Needless to say, I was amazed by Haibane Renmei. It was quite possibly the only anime I’ve seen so far that excelled in both the journey and the (build- up towards the) conclusion to this level: leave one of the two out and it would still receive a spot on my top 10.
Enough praising while you still have no f*cking clue what the anime is about. Haibane Renmei follows the lives of a group of Haibane, winged beings similar to humans, living in an old mansion close to a town inhabited with people, in a large area isolated by huge walls. The anime starts with the main character, Rakka, “entering” this mansion and meeting with its residents.
During the episodes, you’ll find yourself raising a great deal of questions about almost everything surrounding the Haibane. Almost none of these questions will be explained to you directly, but the anime is filled with clues, usually in the form of symbolism, to provide you with indirect answers. It definitely is a thought-provoking anime, and if you’re into those kinds of shows, you’ll love piecing the clues together, in order to find out new things each time.
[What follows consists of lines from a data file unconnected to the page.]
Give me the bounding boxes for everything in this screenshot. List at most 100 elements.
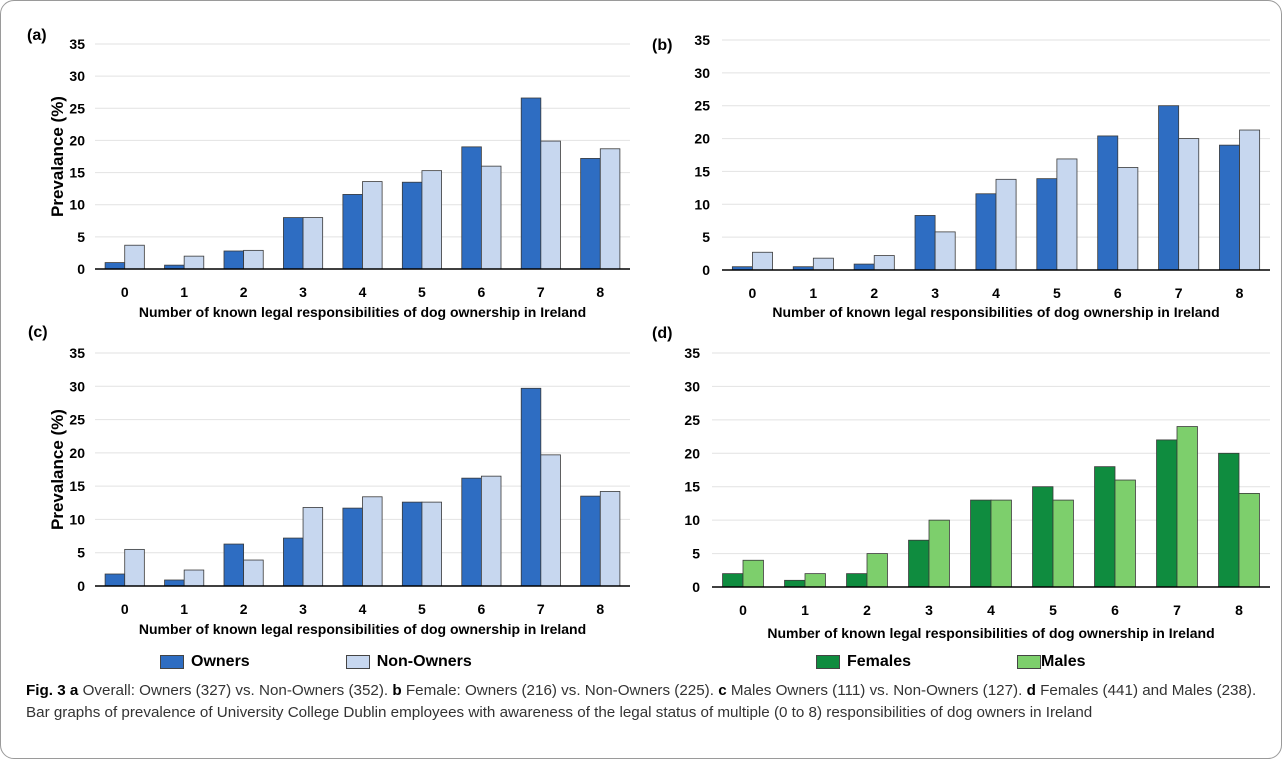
x-tick-label: 6	[477, 284, 485, 300]
x-tick-label: 8	[596, 284, 604, 300]
x-tick-label: 3	[931, 285, 939, 301]
y-tick-label: 5	[702, 229, 710, 245]
y-tick-label: 0	[692, 579, 700, 595]
x-tick-label: 1	[801, 602, 809, 618]
caption-text-b: Female: Owners (216) vs. Non-Owners (225…	[405, 682, 714, 699]
bar-non-owners-1	[183, 255, 205, 270]
x-tick-label: 0	[749, 285, 757, 301]
x-tick-label: 2	[240, 601, 248, 617]
bar-owners-3	[283, 217, 304, 270]
bar-females-6	[1094, 466, 1116, 588]
bar-owners-7	[520, 97, 542, 270]
bar-owners-1	[164, 579, 185, 587]
bar-females-3	[908, 539, 930, 588]
x-tick-label: 4	[987, 602, 995, 618]
chart-panel-c: 0 5 10 15 20 25 30 35 0 1 2 3 4 5 6 7 8 Number of known l…	[28, 324, 630, 637]
x-tick-label: 5	[418, 284, 426, 300]
legend-swatch-owners	[160, 655, 184, 669]
panel-label: (d)	[652, 325, 672, 342]
bar-non-owners-0	[752, 251, 773, 271]
legend-label-males: Males	[1041, 653, 1086, 670]
bar-non-owners-5	[1056, 158, 1078, 271]
bar-owners-3	[283, 537, 304, 587]
bar-non-owners-2	[873, 255, 895, 271]
bar-non-owners-7	[540, 454, 561, 587]
bar-non-owners-3	[302, 217, 324, 270]
bar-non-owners-1	[183, 569, 205, 587]
y-tick-label: 30	[69, 378, 85, 394]
bar-owners-0	[104, 262, 126, 270]
bar-owners-0	[104, 573, 126, 587]
x-tick-label: 4	[992, 285, 1000, 301]
bar-owners-6	[1097, 135, 1119, 271]
legend-label-owners: Owners	[191, 653, 250, 670]
bar-males-6	[1114, 479, 1136, 588]
y-tick-label: 10	[69, 511, 85, 527]
bar-females-1	[784, 579, 806, 588]
legend-swatch-females	[816, 655, 840, 669]
x-tick-label: 7	[1173, 602, 1181, 618]
y-tick-label: 20	[69, 445, 85, 461]
bar-owners-5	[401, 501, 423, 587]
bar-owners-4	[342, 507, 363, 587]
x-tick-label: 0	[121, 601, 129, 617]
x-tick-label: 8	[596, 601, 604, 617]
bar-males-0	[742, 559, 764, 588]
bar-owners-6	[461, 477, 482, 587]
bar-females-5	[1032, 486, 1054, 588]
x-tick-label: 4	[359, 284, 367, 300]
bar-non-owners-6	[480, 475, 502, 587]
bar-owners-7	[520, 387, 542, 587]
y-axis-title: Prevalance (%)	[48, 409, 67, 530]
bar-non-owners-5	[421, 501, 442, 587]
caption-letter-b: b	[392, 682, 402, 699]
bar-owners-2	[223, 250, 245, 270]
y-tick-label: 0	[77, 261, 85, 277]
bar-owners-8	[1219, 144, 1240, 271]
bar-non-owners-6	[480, 165, 502, 270]
panel-label: (b)	[652, 37, 672, 54]
caption-letter-d: d	[1026, 682, 1036, 699]
y-tick-label: 25	[69, 412, 85, 428]
bar-non-owners-8	[1239, 129, 1261, 271]
y-tick-label: 35	[694, 32, 710, 48]
y-tick-label: 30	[684, 378, 700, 394]
bar-non-owners-2	[243, 249, 264, 270]
bar-non-owners-8	[599, 148, 621, 270]
y-tick-label: 0	[702, 262, 710, 278]
x-tick-label: 4	[359, 601, 367, 617]
legend-owners-nonowners: Owners Non-Owners	[160, 651, 472, 673]
x-tick-label: 3	[925, 602, 933, 618]
y-tick-label: 35	[69, 36, 85, 52]
bar-males-8	[1238, 492, 1260, 588]
y-tick-label: 15	[684, 479, 700, 495]
caption-letter-c: c	[718, 682, 727, 699]
x-tick-label: 2	[870, 285, 878, 301]
bar-non-owners-3	[302, 507, 324, 587]
bar-females-2	[846, 573, 868, 588]
y-tick-label: 15	[69, 478, 85, 494]
y-tick-label: 25	[684, 412, 700, 428]
bar-males-4	[990, 499, 1012, 588]
y-tick-label: 5	[77, 229, 85, 245]
x-tick-label: 3	[299, 284, 307, 300]
bar-non-owners-4	[995, 178, 1017, 271]
bar-owners-4	[975, 193, 997, 271]
x-tick-label: 6	[1111, 602, 1119, 618]
y-tick-label: 20	[694, 131, 710, 147]
y-tick-label: 10	[69, 197, 85, 213]
x-tick-label: 8	[1236, 285, 1244, 301]
y-tick-label: 20	[684, 445, 700, 461]
panel-label: (a)	[27, 27, 47, 44]
caption-text-c: Males Owners (111) vs. Non-Owners (127).	[730, 682, 1023, 699]
x-tick-label: 0	[739, 602, 747, 618]
bar-males-5	[1052, 499, 1074, 588]
x-axis-title: Number of known legal responsibilities o…	[767, 625, 1214, 641]
caption-text-a: Overall: Owners (327) vs. Non-Owners (35…	[82, 682, 389, 699]
bar-owners-2	[223, 543, 245, 587]
x-tick-label: 7	[537, 601, 545, 617]
y-tick-label: 5	[692, 546, 700, 562]
bar-males-2	[866, 553, 888, 588]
While it does this, even if you aren’t paying full attention all the time, you’ll still have a pretty good idea what’s going on and you’ll most likely figure out the big lines behind the story of the Haibane without too much effort, unlike some other shows that do this, like Serial Experiments Lain.
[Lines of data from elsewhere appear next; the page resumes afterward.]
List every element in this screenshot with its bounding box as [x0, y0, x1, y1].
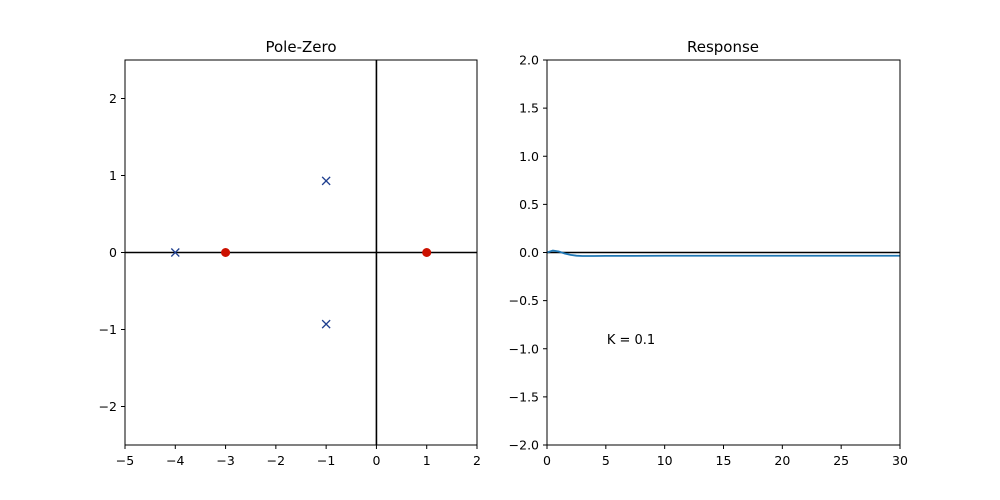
response-x-tick-label: 0 [543, 453, 551, 468]
pole-zero-y-tick-label: −1 [99, 322, 117, 337]
pole-zero-plot-area [125, 60, 477, 445]
response-x-tick-label: 30 [892, 453, 908, 468]
response-title: Response [687, 38, 759, 56]
pole-zero-panel: Pole-Zero −5 −4 −3 −2 −1 0 1 2 −2 −1 0 1 2 [99, 38, 481, 468]
response-y-tick-label: −1.0 [509, 341, 539, 356]
zero-marker [422, 248, 432, 257]
pole-zero-x-tick-label: −1 [317, 453, 335, 468]
pole-zero-x-tick-label: −5 [116, 453, 134, 468]
response-y-tick-label: 1.0 [519, 149, 539, 164]
response-y-tick-label: 1.5 [519, 101, 539, 116]
pole-zero-x-tick-label: −2 [267, 453, 285, 468]
response-x-tick-label: 15 [716, 453, 732, 468]
pole-zero-y-tick-label: 0 [109, 245, 117, 260]
pole-zero-x-axis: −5 −4 −3 −2 −1 0 1 2 [116, 445, 481, 468]
gain-annotation: K = 0.1 [607, 333, 655, 348]
response-x-axis: 0 5 10 15 20 25 30 [543, 445, 908, 468]
response-y-axis: −2.0 −1.5 −1.0 −0.5 0.0 0.5 1.0 1.5 2.0 [509, 53, 547, 453]
response-y-tick-label: −2.0 [509, 438, 539, 453]
response-y-tick-label: −0.5 [509, 293, 539, 308]
pole-zero-y-tick-label: −2 [99, 399, 117, 414]
response-y-tick-label: 0.5 [519, 197, 539, 212]
pole-zero-x-tick-label: −4 [166, 453, 184, 468]
pole-zero-x-tick-label: −3 [216, 453, 234, 468]
response-y-tick-label: −1.5 [509, 389, 539, 404]
response-y-tick-label: 2.0 [519, 53, 539, 68]
pole-zero-title: Pole-Zero [265, 38, 336, 56]
response-y-tick-label: 0.0 [519, 245, 539, 260]
pole-zero-x-tick-label: 2 [473, 453, 481, 468]
zero-marker [221, 248, 231, 257]
pole-marker [170, 248, 180, 257]
pole-marker [321, 319, 331, 329]
pole-zero-x-tick-label: 0 [372, 453, 380, 468]
pole-zero-y-tick-label: 2 [109, 91, 117, 106]
response-plot-area: K = 0.1 [546, 249, 900, 348]
response-x-tick-label: 10 [657, 453, 673, 468]
response-line [546, 249, 900, 257]
response-x-tick-label: 25 [833, 453, 849, 468]
pole-zero-x-tick-label: 1 [423, 453, 431, 468]
pole-zero-y-tick-label: 1 [109, 168, 117, 183]
response-panel: Response K = 0.1 0 5 10 15 20 25 30 −2.0 −1.5 −1… [509, 38, 908, 468]
pole-marker [321, 176, 331, 186]
pole-zero-y-axis: −2 −1 0 1 2 [99, 91, 125, 414]
response-x-tick-label: 5 [602, 453, 610, 468]
response-x-tick-label: 20 [774, 453, 790, 468]
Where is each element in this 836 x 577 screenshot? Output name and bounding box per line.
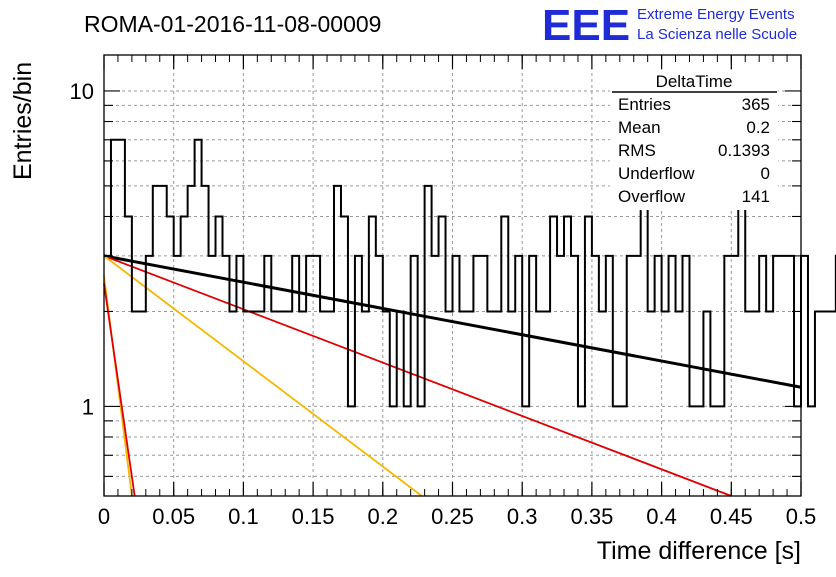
axis-ticks	[103, 55, 802, 496]
y-axis-label: Entries/bin	[9, 62, 37, 180]
stats-label-entries: Entries	[618, 95, 671, 114]
x-tick-label: 0.2	[368, 504, 399, 529]
stats-value-overflow: 141	[742, 187, 770, 206]
x-tick-label: 0.45	[710, 504, 753, 529]
stats-box-background	[610, 70, 778, 210]
stats-label-overflow: Overflow	[618, 187, 686, 206]
stats-value-rms: 0.1393	[718, 141, 770, 160]
histogram-step-line	[104, 138, 836, 408]
stats-box: DeltaTime Entries 365 Mean 0.2 RMS 0.139…	[610, 70, 778, 210]
x-tick-label: 0.35	[570, 504, 613, 529]
logo-line1: Extreme Energy Events	[637, 6, 795, 23]
x-tick-label: 0.1	[228, 504, 259, 529]
x-tick-labels: 0 0.05 0.1 0.15 0.2 0.25 0.3 0.35 0.4 0.45 0.5	[98, 504, 816, 529]
y-tick-labels: 1 10	[70, 79, 94, 419]
page-title: ROMA-01-2016-11-08-00009	[84, 11, 381, 37]
stats-value-mean: 0.2	[746, 118, 770, 137]
stats-value-entries: 365	[742, 95, 770, 114]
x-tick-label: 0.05	[152, 504, 195, 529]
stats-label-rms: RMS	[618, 141, 656, 160]
x-tick-label: 0.4	[646, 504, 677, 529]
fit-curve	[103, 255, 423, 497]
stats-value-underflow: 0	[761, 164, 770, 183]
x-tick-label: 0.25	[431, 504, 474, 529]
logo-mark: EEE	[542, 1, 630, 50]
fit-curves	[103, 254, 802, 497]
stats-label-mean: Mean	[618, 118, 661, 137]
fit-curve	[103, 254, 802, 389]
x-tick-label: 0.15	[292, 504, 335, 529]
y-tick-label: 1	[82, 394, 94, 419]
logo-line2: La Scienza nelle Scuole	[637, 26, 797, 43]
stats-label-underflow: Underflow	[618, 164, 695, 183]
fit-curve	[103, 283, 136, 497]
y-tick-label: 10	[70, 79, 94, 104]
x-tick-label: 0	[98, 504, 110, 529]
x-tick-label: 0.5	[786, 504, 817, 529]
stats-title: DeltaTime	[656, 72, 733, 91]
x-axis-label: Time difference [s]	[597, 537, 801, 565]
x-tick-label: 0.3	[507, 504, 538, 529]
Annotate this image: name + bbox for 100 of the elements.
It really pains me not to go further into the story, but any more than this will spoil the experience. Basically, Haibane Renmei starts off by giving you a friendly, and while not perfect enough to be called a Utopia, a peaceful feeling. The anime won’t actually corrupt these feelings, but not everything is as perfect as it appears to be at first sight.
On to the animation department. It was incredibly well animated. I’m not specifically talking about the quality of the static art here (although it was very well done, albeit a bit aged), but more about the quality of how the animation “flows”. The scooter scene in the OP is an excellent example of what I’m talking about.
The music was, or is actually (listening to the OST as I’m writing this) very soothing and is the perfect fit for this series. The opening theme, in combination with its visuals, instantly became one of my favorite OPs, not even once while watching this did I skip it. The ending theme is also very fitting. While it’s just as soothing, it’s also very melancholic and feels especially in place in the later episodes.
In case you haven’t noticed yet, in which case I suggest you actually read the above, I just became a huge Haibane Renmei fan. Don’t let this beacon of praise fool you though; I can definitely see why some people wouldn’t like Haibane Renmei.
First of all, it’s slow-paced. While I had no moments of boredom while watching this, someone less interested in the slice-of-life genre probably will have a couple of dull ones during the first half of the series. Another big one: the show gives no complete closure. The finale really is incredible in more ways than one, but not all of your questions will be answered, leaving plenty to the imagination, which is either a very positive thing, or a big turnoff, depending on what you’re looking for in anime.